その夜…-。
ジークさんと私は、記録の国の皇太后様の晩餐会に招かれていた。
(王様のお母様……だよね?なんて上品な方)
車いすに腰掛けた皇太后様は、私たちに気取らない、輝くような笑みを向けてくださる。
ジーク「お招きいただき、光栄でございます」
胸に手を当て恭しく膝を折ったジークさんを見て、私も慌ててお辞儀をした。
皇太后「あらあら。そんな堅苦しい挨拶は抜きにして、どうぞおかけください」
ジーク「恐れ入ります」
ジークさんは、皇太后様にもう一度礼をすると、私を席までエスコートしてくれる。
ジークさんが私の隣の席に着くと、いっせいにグラスにお酒が注がれ、初めの皿が給仕された。
皇太后「実は、この通り足が弱ってしまっているものですから……。 剣術の御前試合を楽しみにしていたのですけれど、式典の会場には行けそうもないのです」
(御前試合……)
剣術の御前試合もまた、式典を盛り上げるための催しの一つであると聞いていた。
ジーク「左様でございましたか……」
皇太后「それで、今日は○○姫にお願いがあって、お呼び立てしたのです」
○○「私に、ですか?」
皇太后「はい。実は、御前試合の勝者には、わたくしが祝福を与えることになっていたのです。 その役目を、わたくしの代わりに、姫にお願いできないかと思っているのです」
○○「え……」
ジーク「○○姫が……?」
突然の申し出に、私もジークさんも瞳を瞬かせた。
○○「とても光栄なのですが、私に務まるのでしょうか……?」
皇太后「もちろんですとも。方法はなんでもよろしいのよ。私の場合は、頭に手をかざします。 でも、美しい姫からの祝福といえば……キスがいいのではないかしら」
○○(キス!?)
皇太后「本当は、毎年楽しみにしていた一番大好きな公務なのですけれど……」
○○「皇太后様……」
私はジークさんと、そっと視線を交わし合って…-。
○○「そのお役目、お受けいたします。力不足かもしれませんが…-。

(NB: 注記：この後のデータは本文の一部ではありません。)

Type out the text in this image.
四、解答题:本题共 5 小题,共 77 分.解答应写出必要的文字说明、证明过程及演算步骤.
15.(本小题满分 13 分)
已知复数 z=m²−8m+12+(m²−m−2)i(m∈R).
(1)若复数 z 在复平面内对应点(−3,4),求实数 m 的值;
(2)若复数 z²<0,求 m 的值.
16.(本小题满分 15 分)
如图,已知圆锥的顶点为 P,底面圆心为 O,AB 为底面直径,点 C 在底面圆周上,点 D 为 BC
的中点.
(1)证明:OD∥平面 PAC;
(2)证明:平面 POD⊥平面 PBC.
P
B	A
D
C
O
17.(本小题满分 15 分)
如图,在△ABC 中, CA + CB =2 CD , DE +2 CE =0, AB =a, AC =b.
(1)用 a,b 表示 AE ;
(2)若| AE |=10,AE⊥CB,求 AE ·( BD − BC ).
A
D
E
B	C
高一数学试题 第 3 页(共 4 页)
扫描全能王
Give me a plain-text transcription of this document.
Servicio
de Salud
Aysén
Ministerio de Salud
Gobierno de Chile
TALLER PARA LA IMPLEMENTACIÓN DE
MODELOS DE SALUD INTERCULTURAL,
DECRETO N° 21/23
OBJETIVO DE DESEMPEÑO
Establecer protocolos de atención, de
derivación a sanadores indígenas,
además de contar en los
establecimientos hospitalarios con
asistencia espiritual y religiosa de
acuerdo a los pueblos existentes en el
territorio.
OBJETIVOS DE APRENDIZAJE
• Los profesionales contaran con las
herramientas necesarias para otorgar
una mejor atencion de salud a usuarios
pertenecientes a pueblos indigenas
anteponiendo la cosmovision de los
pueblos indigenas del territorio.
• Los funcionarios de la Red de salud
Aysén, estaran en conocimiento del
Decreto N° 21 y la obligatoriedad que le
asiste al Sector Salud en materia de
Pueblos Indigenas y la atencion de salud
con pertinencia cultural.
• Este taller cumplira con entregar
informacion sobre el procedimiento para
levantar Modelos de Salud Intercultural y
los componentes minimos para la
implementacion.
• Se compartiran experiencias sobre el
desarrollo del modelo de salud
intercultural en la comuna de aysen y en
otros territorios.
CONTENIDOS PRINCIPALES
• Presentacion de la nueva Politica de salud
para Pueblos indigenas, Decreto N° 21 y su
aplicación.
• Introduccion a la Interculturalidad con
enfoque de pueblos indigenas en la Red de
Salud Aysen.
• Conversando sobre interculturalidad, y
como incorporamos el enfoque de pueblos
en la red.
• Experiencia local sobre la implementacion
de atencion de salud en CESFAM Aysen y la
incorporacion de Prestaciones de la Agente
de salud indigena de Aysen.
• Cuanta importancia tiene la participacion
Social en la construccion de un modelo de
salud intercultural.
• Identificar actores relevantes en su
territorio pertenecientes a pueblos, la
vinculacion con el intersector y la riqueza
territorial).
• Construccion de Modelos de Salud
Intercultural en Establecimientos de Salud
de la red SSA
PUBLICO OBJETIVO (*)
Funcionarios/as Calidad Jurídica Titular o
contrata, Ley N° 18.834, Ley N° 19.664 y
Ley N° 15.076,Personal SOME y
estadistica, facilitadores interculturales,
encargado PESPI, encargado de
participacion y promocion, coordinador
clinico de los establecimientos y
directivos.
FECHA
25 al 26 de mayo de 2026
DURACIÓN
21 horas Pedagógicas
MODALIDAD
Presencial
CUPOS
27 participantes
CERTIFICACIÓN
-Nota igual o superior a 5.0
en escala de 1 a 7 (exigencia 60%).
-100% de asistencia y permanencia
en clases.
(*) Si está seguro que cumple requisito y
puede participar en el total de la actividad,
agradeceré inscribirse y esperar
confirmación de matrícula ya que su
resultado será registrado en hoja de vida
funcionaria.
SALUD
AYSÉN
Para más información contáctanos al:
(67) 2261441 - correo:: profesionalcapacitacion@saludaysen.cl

」
皇太后「本当に、ありがとうございます」
皇太后様の笑みは優しく、けれど少し悲しそうで……
ジーク「プリンセス?」
○○「何か……できることはないでしょうか」
そっとジークさんに囁きかけると、彼は小さく頷く。
ジーク「私も同じことを考えていました。 実は、私は剣術の御前試合に参加する予定なのです」
皇太后「まあ!」
ジーク「この場で試合はできませんが……よろしければ、食事の後に剣舞などをご覧に入れましょう」
皇太后「なんて嬉しいことでしょう……!」
皇太后様は、本当にうれしそうに胸に手をあてる。
(ジークさん……よかった)
ジークさんが笑うと、胸が小さく音を立てた…-。
…
……
そうして、食事が終わると……
ジーク「皇太后陛下と……私のプリンセスの御為に」
ジークさんが皇太后様に見える場所で、剣を手に舞い始める。
(すごい……!)
軽々と宙を舞い、流れるように剣を閃かせる彼の一挙一動に、私は何度も息を呑んだ。
皇太后「なんて、素晴らしい……!」
皇太后様も、感極まったのか、いつ間にやら車いすから立ち上がっている。
(足は、大丈夫なのかな?)
ふと、そう思った瞬間……
○○「危ないっ!」
ジーク「!!!」
皇太后様がバランスを崩し、宙を舞っていたジークの方へとよろけてしまった。
ジーク「……っ!」
思わず閉じてしまっていた目を開けると、ジークさんが少し遠い場所に倒れ込んでいる。
○○「ジークさん!皇太后様!」
慌てて席を立ち、二人の方へと駆け寄る。
皇太后「わ、わたくしを避けて、無理に遠くへ着地されたのです。 わたくしのせいで……」
従者の方と一緒にジークさんを助け起こそうとすると、彼は小さく首を振った。
○○「ジークさん!」
ジーク「プリンセス、ご心配をおかけして申し訳ございません」
小さく私の耳元で囁くと、ジークさんは自分の足で立ち上がる。
(怪我は……?)
ジーク「……私の鍛錬が足りず、無様なところをお見せしてしまい申し訳ございません」
ジークさんは、皇太后様の元へ向かい、深々と頭を下げる。
皇太后「王子、そのような……!」
ジーク「皇太后陛下におかれましては、お怪我はございませんでしたか?」
皇太后「ええ、ええ……」
ジークさんは穏やかな笑みを浮かべ、足元のおぼつかない皇太后様に手を差し伸べた。
(よかった、お二人とも大丈夫みたい)
ため息を吐いてから、私はふと彼の足の動きに違和感を覚える。
(あれ?ジークさん……)
にこやかに笑う彼の横顔が、青白いような気がした…-。